= Arthur Edwin Stevens =

British philanthropist

(Arthur) Edwin Stevens CBE (17 October 1905 - 29 January 1995) was a Welsh inventor who designed the world's first wearable electronic hearing aid. He was also a philanthropist, becoming a major benefactor to the Royal Society of Medicine, and to Jesus College, Oxford, at which he had studied between 1927 and 1929.

==Life==
Stevens was born at Panteg, Monmouthshire. He was educated at West Monmouth School, University College, Cardiff (obtaining a Bachelor of Science degree in physics in 1927) and Jesus College, Oxford (obtaining a further bachelor's degree in Natural Sciences in 1929). He started working for the Radio Corporation of America and then as a salesman for a manufacturer of electrical hearing aids. As he considered that the products he was selling were inadequate, he set up his company (Amplivox) to make better hearing aids. He designed the world's first wearable electronic hearing aid: the microphone went on the lapel, the amplifier went in the jacket pocket and the earphone was small enough not to need a headband. Eventually, as technology improved, Stevens created a hearing aid that was small enough to fit completely in the outer ear. His hearing aids were used by Winston Churchill (who was Stevens's personal client), amongst others. He also designed audiometers and acoustic equipment such as protective communication headsets and helmets. He also had a comprehensive collection of aids to hearing, spanning 400 years.

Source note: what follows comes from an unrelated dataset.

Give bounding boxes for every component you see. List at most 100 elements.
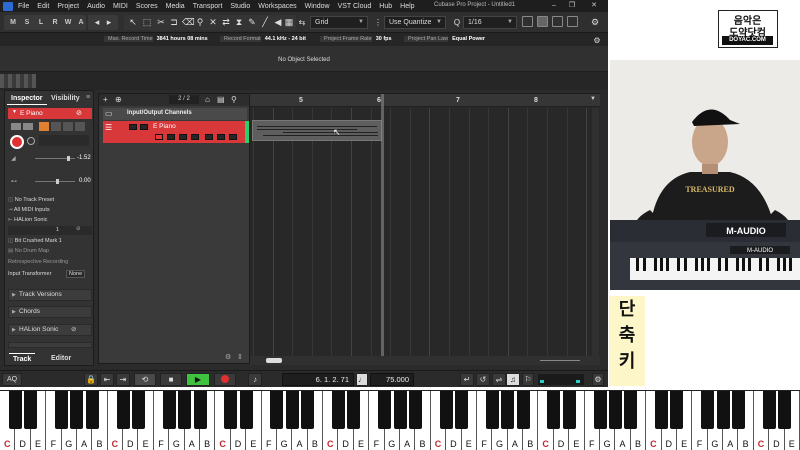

Stevens married Kathleen James in 1933; they had three sons, one of whom is Lord Stevens of Ludgate. Stevens died on 29 January 1995.

==Charitable works==
He stepped down as chairman of Amplivox in 1975 and thereafter devoted himself to philanthropy. He supported the Royal Society of Medicine, founding the Edwin Stevens Lectures for Laity in 1970. He was made an Honorary Fellow of the Society in 1981. He inaugurated the Princess Alice Hospice in Esher, Surrey (where he lived for many years). He was also a major benefactor of Jesus College. He was a major contributor to the campaign to raise money to build further accommodation for students in the Third Quad of the college to mark the four hundredth anniversary of the college in 1971. He then donated further sums to enable student flats to be built by the college at a site in north Oxford, on the Woodstock Road. The flats were named Stevens Close in his honour and were opened by Queen Elizabeth II in 1976. He also made further gifts towards the building of further student flats at the college sportsground and to building a meeting and conference room in the main college buildings. He was made an Honorary Fellow of the college in 1973. In 1979, Stevens was appointed a Commander of the Order of the British Empire (CBE), "For charitable services, especially to Jesus College, University of Oxford." He was awarded an honorary doctorate by the University of Wales in 1984.